Changing the Atmosphere with a Hanging Basket
Terry’s Story
I love gardening. I love colour. One of the goals on coming to Toxteth was the passion to bring the beauty of colour to the street. Inner city communities often lack garden space and therefore the richness that colour brings to life. Gradually our garden in the Dingle matured, along with the annual planting of hanging baskets. Year on year neighbours remarked on the beauty, asked if I could teach them how to plant baskets and went home to improve their own patch. Six years on from our arrival, in the summer of 1995, the baskets on our walls were the best I had planted! Yet beauty is not always appreciated but destroyed. I came out one morning to find my two best baskets smashed with one ripped off the wall and missing. My first thought was ‘you b*!*%$ds’, my second, ‘Baptist Minister’! Though we had been robbed, our car stolen several times, stones thrown at windows and my office ransacked, nothing hurt me more than the mindless vandalism to our baskets. All day at work it felt like a heavy weight pushing on my body. At home in the evening, as I reflected in our back garden, I heard an inner-voice - ‘put a cross outside’. Within minutes I had knocked two pieces of wood together and inserted the cross in a small patch of earth adjacent to the ‘basket-wall’. I also prayed about a scripture the Spirit of God brought to mind. 1 Samuel 5:1-11. ‘Lord, please make that missing hanging basket as obnoxious as the Ark of the Covenant was to the Philistines’. Sometime after planting, the youngest gang arrived to view the cross and an argument followed - ‘kick it out of the ground’ said one. A knock at the door followed. ‘Eh Pasty (affectionate term for Pastor) who is buried there’? My reply ‘there’s no one buried there’. ‘Well, what’s that cross doing there’? ‘Your budgie’s buried there’. When I pointed to the living budgie, the burial question was repeated, to which I replied, in a moment of divine revelation, ‘no one’s buried there, I am angry and giving it to Jesus’.

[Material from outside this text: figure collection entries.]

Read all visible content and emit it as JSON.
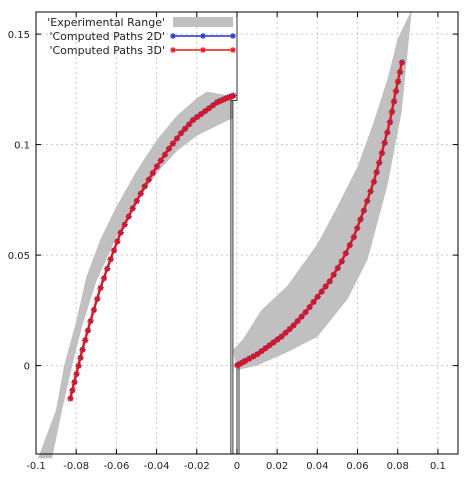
{
  "chart_data": {
    "type": "scatter",
    "title": "",
    "xlabel": "",
    "ylabel": "",
    "xlim": [
      -0.1,
      0.11
    ],
    "ylim": [
      -0.04,
      0.16
    ],
    "grid": true,
    "legend_position": "top-left",
    "x_ticks": [
      -0.1,
      -0.08,
      -0.06,
      -0.04,
      -0.02,
      0,
      0.02,
      0.04,
      0.06,
      0.08,
      0.1
    ],
    "x_tick_labels": [
      "-0.1",
      "-0.08",
      "-0.06",
      "-0.04",
      "-0.02",
      "0",
      "0.02",
      "0.04",
      "0.06",
      "0.08",
      "0.1"
    ],
    "y_ticks": [
      0,
      0.05,
      0.1,
      0.15
    ],
    "y_tick_labels": [
      "0",
      "0.05",
      "0.1",
      "0.15"
    ],
    "legend": [
      {
        "label": "'Experimental Range'",
        "color": "#c0c0c0",
        "style": "band"
      },
      {
        "label": "'Computed Paths 2D'",
        "color": "#1f2fd0",
        "style": "line-star"
      },
      {
        "label": "'Computed Paths 3D'",
        "color": "#ee1111",
        "style": "line-star"
      }
    ],
    "series": [
      {
        "name": "'Experimental Range'",
        "type": "band",
        "color": "#c0c0c0",
        "bands": [
          {
            "upper": [
              [
                -0.099,
                -0.042
              ],
              [
                -0.09,
                -0.02
              ],
              [
                -0.086,
                0.0
              ],
              [
                -0.08,
                0.02
              ],
              [
                -0.075,
                0.04
              ],
              [
                -0.068,
                0.057
              ],
              [
                -0.06,
                0.072
              ],
              [
                -0.05,
                0.088
              ],
              [
                -0.04,
                0.102
              ],
              [
                -0.03,
                0.113
              ],
              [
                -0.02,
                0.121
              ],
              [
                -0.015,
                0.124
              ],
              [
                -0.009,
                0.123
              ],
              [
                -0.002,
                0.122
              ]
            ],
            "lower": [
              [
                -0.002,
                0.112
              ],
              [
                -0.009,
                0.109
              ],
              [
                -0.02,
                0.104
              ],
              [
                -0.03,
                0.097
              ],
              [
                -0.04,
                0.087
              ],
              [
                -0.05,
                0.074
              ],
              [
                -0.06,
                0.058
              ],
              [
                -0.07,
                0.038
              ],
              [
                -0.077,
                0.018
              ],
              [
                -0.082,
                0.0
              ],
              [
                -0.087,
                -0.02
              ],
              [
                -0.092,
                -0.042
              ]
            ]
          },
          {
            "upper": [
              [
                -0.002,
                0.007
              ],
              [
                0.003,
                0.012
              ],
              [
                0.012,
                0.025
              ],
              [
                0.025,
                0.036
              ],
              [
                0.04,
                0.055
              ],
              [
                0.05,
                0.072
              ],
              [
                0.06,
                0.09
              ],
              [
                0.068,
                0.11
              ],
              [
                0.075,
                0.13
              ],
              [
                0.08,
                0.148
              ],
              [
                0.087,
                0.161
              ]
            ],
            "lower": [
              [
                0.082,
                0.115
              ],
              [
                0.075,
                0.082
              ],
              [
                0.065,
                0.048
              ],
              [
                0.055,
                0.03
              ],
              [
                0.04,
                0.013
              ],
              [
                0.025,
                0.006
              ],
              [
                0.01,
                0.0
              ],
              [
                0.0,
                -0.002
              ]
            ]
          }
        ]
      },
      {
        "name": "'Computed Paths 2D'",
        "type": "line-star",
        "color": "#1f2fd0",
        "paths": [
          [
            [
              -0.083,
              -0.015
            ],
            [
              -0.08,
              -0.004
            ],
            [
              -0.077,
              0.007
            ],
            [
              -0.073,
              0.02
            ],
            [
              -0.068,
              0.035
            ],
            [
              -0.063,
              0.048
            ],
            [
              -0.058,
              0.06
            ],
            [
              -0.052,
              0.071
            ],
            [
              -0.046,
              0.081
            ],
            [
              -0.04,
              0.09
            ],
            [
              -0.034,
              0.098
            ],
            [
              -0.028,
              0.105
            ],
            [
              -0.022,
              0.111
            ],
            [
              -0.016,
              0.115
            ],
            [
              -0.01,
              0.119
            ],
            [
              -0.005,
              0.121
            ],
            [
              -0.002,
              0.122
            ]
          ],
          [
            [
              0.0,
              0.0
            ],
            [
              0.004,
              0.002
            ],
            [
              0.01,
              0.005
            ],
            [
              0.016,
              0.009
            ],
            [
              0.022,
              0.013
            ],
            [
              0.028,
              0.018
            ],
            [
              0.034,
              0.024
            ],
            [
              0.04,
              0.031
            ],
            [
              0.046,
              0.038
            ],
            [
              0.052,
              0.047
            ],
            [
              0.058,
              0.058
            ],
            [
              0.063,
              0.07
            ],
            [
              0.068,
              0.083
            ],
            [
              0.072,
              0.096
            ],
            [
              0.076,
              0.11
            ],
            [
              0.079,
              0.124
            ],
            [
              0.082,
              0.137
            ]
          ]
        ]
      },
      {
        "name": "'Computed Paths 3D'",
        "type": "line-star",
        "color": "#ee1111",
        "paths": [
          [
            [
              -0.083,
              -0.015
            ],
            [
              -0.08,
              -0.004
            ],
            [
              -0.077,
              0.007
            ],
            [
              -0.073,
              0.02
            ],
            [
              -0.068,
              0.035
            ],
            [
              -0.063,
              0.048
            ],
            [
              -0.058,
              0.06
            ],
            [
              -0.052,
              0.071
            ],
            [
              -0.046,
              0.081
            ],
            [
              -0.04,
              0.09
            ],
            [
              -0.034,
              0.098
            ],
            [
              -0.028,
              0.105
            ],
            [
              -0.022,
              0.111
            ],
            [
              -0.016,
              0.115
            ],
            [
              -0.01,
              0.119
            ],
            [
              -0.005,
              0.121
            ],
            [
              -0.002,
              0.122
            ]
          ],
          [
            [
              0.0,
              0.0
            ],
            [
              0.004,
              0.002
            ],
            [
              0.01,
              0.005
            ],
            [
              0.016,
              0.009
            ],
            [
              0.022,
              0.013
            ],
            [
              0.028,
              0.018
            ],
            [
              0.034,
              0.024
            ],
            [
              0.04,
              0.031
            ],
            [
              0.046,
              0.038
            ],
            [
              0.052,
              0.047
            ],
            [
              0.058,
              0.058
            ],
            [
              0.063,
              0.07
            ],
            [
              0.068,
              0.083
            ],
            [
              0.072,
              0.096
            ],
            [
              0.076,
              0.11
            ],
            [
              0.079,
              0.124
            ],
            [
              0.082,
              0.137
            ]
          ]
        ]
      },
      {
        "name": "",
        "type": "outline",
        "color": "#333333",
        "paths": [
          [
            [
              -0.003,
              -0.04
            ],
            [
              -0.003,
              0.12
            ],
            [
              0.0,
              0.12
            ],
            [
              0.0,
              0.16
            ]
          ],
          [
            [
              -0.002,
              -0.04
            ],
            [
              -0.002,
              0.12
            ]
          ],
          [
            [
              0.0,
              -0.04
            ],
            [
              0.0,
              0.0
            ]
          ],
          [
            [
              0.001,
              -0.04
            ],
            [
              0.001,
              0.0
            ]
          ]
        ]
      }
    ]
  }
}
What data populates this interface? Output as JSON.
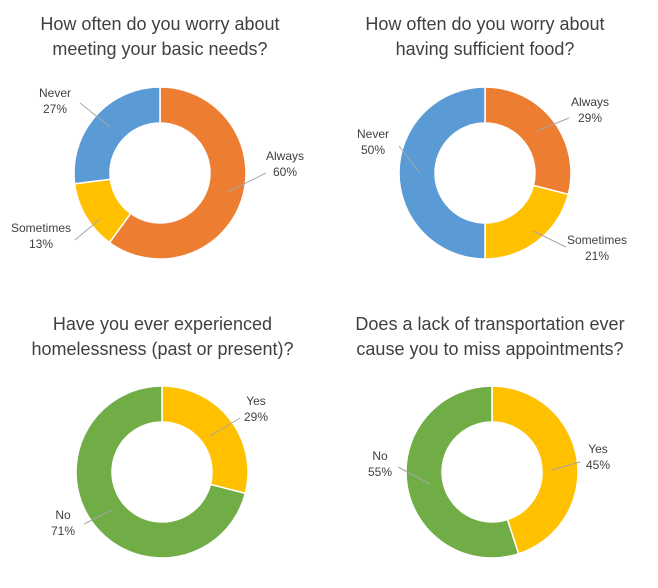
{
  "colors": {
    "always": "#ED7D31",
    "never": "#5B9BD5",
    "sometimes": "#FFC000",
    "yes": "#FFC000",
    "no": "#70AD47",
    "label": "#404040"
  },
  "chart_data": [
    {
      "type": "pie",
      "variant": "donut",
      "title": "How often do you worry about meeting your basic needs?",
      "title_lines": [
        "How often do you worry about",
        "meeting your basic needs?"
      ],
      "slices": [
        {
          "label": "Always",
          "value": 60,
          "value_label": "60%",
          "color": "#ED7D31"
        },
        {
          "label": "Sometimes",
          "value": 13,
          "value_label": "13%",
          "color": "#FFC000"
        },
        {
          "label": "Never",
          "value": 27,
          "value_label": "27%",
          "color": "#5B9BD5"
        }
      ]
    },
    {
      "type": "pie",
      "variant": "donut",
      "title": "How often do you worry about having sufficient food?",
      "title_lines": [
        "How often do you worry about",
        "having sufficient food?"
      ],
      "slices": [
        {
          "label": "Always",
          "value": 29,
          "value_label": "29%",
          "color": "#ED7D31"
        },
        {
          "label": "Sometimes",
          "value": 21,
          "value_label": "21%",
          "color": "#FFC000"
        },
        {
          "label": "Never",
          "value": 50,
          "value_label": "50%",
          "color": "#5B9BD5"
        }
      ]
    },
    {
      "type": "pie",
      "variant": "donut",
      "title": "Have you ever experienced homelessness (past or present)?",
      "title_lines": [
        "Have you ever experienced",
        "homelessness (past or present)?"
      ],
      "slices": [
        {
          "label": "Yes",
          "value": 29,
          "value_label": "29%",
          "color": "#FFC000"
        },
        {
          "label": "No",
          "value": 71,
          "value_label": "71%",
          "color": "#70AD47"
        }
      ]
    },
    {
      "type": "pie",
      "variant": "donut",
      "title": "Does a lack of transportation ever cause you to miss appointments?",
      "title_lines": [
        "Does a lack of transportation ever",
        "cause you to miss appointments?"
      ],
      "slices": [
        {
          "label": "Yes",
          "value": 45,
          "value_label": "45%",
          "color": "#FFC000"
        },
        {
          "label": "No",
          "value": 55,
          "value_label": "55%",
          "color": "#70AD47"
        }
      ]
    }
  ]
}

The lad left and reported to his gang, ‘the pasty’s angry and he’s giving it to Jesus’. Same scenario was repeated mid-evening by an older gang but no knock on the door. At around 11pm, on a warm June night with our windows open, we heard our older teens rehearsing the script. ‘Kick it out, no you kick it out, I can’t I’m a Catholic’! I turned to Ann and said ‘I can’t believe that cross will be there in the morning. When I opened the door in the morning, there was the cross and beside the cross … the basket minus begonias! My reaction was a series of fist pumps followed by a loud cry - ‘Yes, yes, yes’.
I believe that incident changed something from heaven to earth. Our car was never stolen again, no baskets disappeared, no windows were assaulted, no more bikes stolen. At church the regular breaking of windows almost ceased. Neighbours who would stand at their doors and laugh at thefts from cars, and never intervene, now responded with respect and action. ‘Leave it with us Pastor we’ll sort it’ was now a community watchword. The relationship between church and community was strengthened. Finally, people began to believe in what we were doing and were prepared to stand on our side. The black cloud over Toxteth, that successive prayer teams had identified, lifted! The atmosphere changed.